Data-Poor and Disk-Poor: Training on 1TB Datasets with 3GB RAM


Everyone wants to talk about training LLMs, but nobody wants to talk about the logistics of feeding them. If you’re a hobbyist or a researcher without a petabyte of NVMe storage, you’ve likely hit a wall: How do you train on a 1TB dataset (like codeparrot/github-code) when you only need a 50GB subset and your disk is nearly full?

Most people download the whole terabyte, filter it, and delete the rest. That’s a waste of bandwidth and time. This post is about doing it the smart way using Lance.

1. The Requirement

Before we touch a line of code, we need a strategy. To train a model efficiently, our data must satisfy two conditions:

  1. Serialized Tokens: Text/code must be pre-tokenized and stored in a flat, array-like structure. Loading $k$ tokens for input ($x$) and $k+1$ for targets ($y$) should be a simple slice operation.

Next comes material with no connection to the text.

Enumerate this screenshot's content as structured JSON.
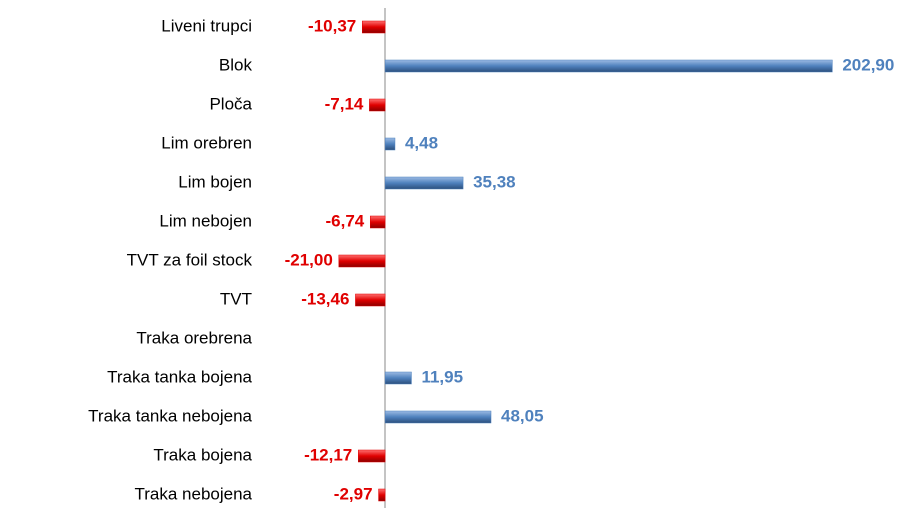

  2. Random Access without Memory Bloat: We need to access any chunk of data by index without loading the entire 50GB+ file into RAM. numpy.memmap is the classic choice here, but it’s brittle and lacks high-level structure.

2. Why Lance?

Lance is a columnar data format written in Rust, optimized for ML. It’s built on Apache Arrow, making it incredibly fast for I/O.

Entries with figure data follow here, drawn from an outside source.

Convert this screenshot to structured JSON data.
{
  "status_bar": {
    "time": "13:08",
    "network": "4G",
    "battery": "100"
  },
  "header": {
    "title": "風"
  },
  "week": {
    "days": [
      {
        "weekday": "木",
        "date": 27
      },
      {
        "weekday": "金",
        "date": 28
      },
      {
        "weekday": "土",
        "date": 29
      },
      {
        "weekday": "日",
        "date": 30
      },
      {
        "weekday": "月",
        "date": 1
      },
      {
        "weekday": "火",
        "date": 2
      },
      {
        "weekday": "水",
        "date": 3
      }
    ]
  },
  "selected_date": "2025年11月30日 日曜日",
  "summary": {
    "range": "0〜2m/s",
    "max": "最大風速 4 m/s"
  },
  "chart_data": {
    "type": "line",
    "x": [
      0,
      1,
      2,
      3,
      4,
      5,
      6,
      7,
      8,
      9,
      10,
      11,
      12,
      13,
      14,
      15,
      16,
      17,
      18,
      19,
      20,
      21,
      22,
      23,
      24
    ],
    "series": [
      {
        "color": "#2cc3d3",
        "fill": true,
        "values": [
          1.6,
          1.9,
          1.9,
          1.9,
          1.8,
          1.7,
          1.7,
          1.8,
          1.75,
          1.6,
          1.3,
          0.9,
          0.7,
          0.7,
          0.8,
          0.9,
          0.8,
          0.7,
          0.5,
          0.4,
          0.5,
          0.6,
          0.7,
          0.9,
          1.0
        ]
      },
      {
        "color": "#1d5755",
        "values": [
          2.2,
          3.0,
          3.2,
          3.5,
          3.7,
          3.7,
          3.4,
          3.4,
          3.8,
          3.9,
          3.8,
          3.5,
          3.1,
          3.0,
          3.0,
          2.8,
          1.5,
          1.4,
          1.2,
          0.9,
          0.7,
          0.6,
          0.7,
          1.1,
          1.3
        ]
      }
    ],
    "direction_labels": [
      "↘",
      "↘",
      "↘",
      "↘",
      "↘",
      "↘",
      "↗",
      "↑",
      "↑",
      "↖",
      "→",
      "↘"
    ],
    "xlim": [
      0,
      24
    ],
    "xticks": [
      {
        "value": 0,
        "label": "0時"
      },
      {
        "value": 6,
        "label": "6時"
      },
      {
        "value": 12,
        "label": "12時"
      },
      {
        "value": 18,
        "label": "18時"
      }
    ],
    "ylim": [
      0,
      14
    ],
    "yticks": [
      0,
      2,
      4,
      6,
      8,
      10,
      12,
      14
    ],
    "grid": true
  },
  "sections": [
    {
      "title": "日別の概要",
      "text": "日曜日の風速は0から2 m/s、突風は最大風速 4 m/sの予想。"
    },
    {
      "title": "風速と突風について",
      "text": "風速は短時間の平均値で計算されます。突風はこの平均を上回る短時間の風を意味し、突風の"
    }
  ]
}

The killer feature? Zero-copy random access. You can pull specific indices from a massive dataset on disk, and Lance will only load exactly what you asked for. No offset magic required.


3. The Implementation

Step 1: Streaming and Tokenization

We use the HuggingFace datasets library in streaming mode. This is non-negotiable. If you set streaming=False, you start downloading that 1TB file immediately.

Python
import lance
import pyarrow as pa
from tqdm.auto import tqdm
from datasets import load_dataset
from transformers import AutoTokenizer

tokenizer = AutoTokenizer.from_pretrained("EleutherAI/gpt-neox-20b")

# STREAMING is key. Do not download the 1TB.
dataset = load_dataset(
    "codeparrot/github-code", 
    streaming=True, 
    split="train", 
    languages=["Python"]
).shuffle(seed=42)

Step 2: Processing as a RecordBatch

We need to turn our stream into a format Lance understands. We’ll use a generator to yield PyArrow RecordBatches. This keeps the memory footprint under 3GB because we only ever hold a small window of samples in RAM.

Python
def process_samples(total_samples=5_000_000):
    for i, sample in enumerate(tqdm(dataset, total=total_samples)):
        if i >= total_samples:
            break
        
        # Tokenize the 'code' field
        tokens = tokenizer(sample['code'])['input_ids']
        
        # Yield as a RecordBatch (Schema: "value" -> List of Int64)
        yield pa.RecordBatch.from_arrays([pa.array([tokens])], names=["value"])

# Define the Arrow schema
schema = pa.schema([pa.field("value", pa.list_(pa.int64()))])

Step 3: Writing the Lance Dataset

Now we pipe that generator into the Lance writer.

Python
# Convert generator to a Reader
reader = pa.RecordBatchReader.from_batches(schema, process_samples())

# Write to disk
lance.write_dataset(reader, "code_parrot_5M_subset.lance", schema)

4. High-Speed Loading

Once the dataset is written, loading it for your training loop is trivial. You pass a list of indices, and Lance retrieves them via its C++/Rust backend.

Python
dataset = lance.dataset("code_parrot_5M_subset.lance")

def load_data(indices):
    """
    Fetches only the specific samples at 'indices' from disk.
    """
    data = dataset.take(indices).to_pylist()
    return [x['value'] for x in data]

# Example: Get the first 10 samples
batch = load_data([0, 1, 2, 3, 4, 5, 6, 7, 8, 9])

The Verdict

We processed, tokenized, and saved a 5-million-sample subset of a massive dataset in under 70 lines of code. More importantly, we did it without buying a new hard drive or blowing up our RAM.

This is the standard you should aim for: Efficient, reproducible, and cheap.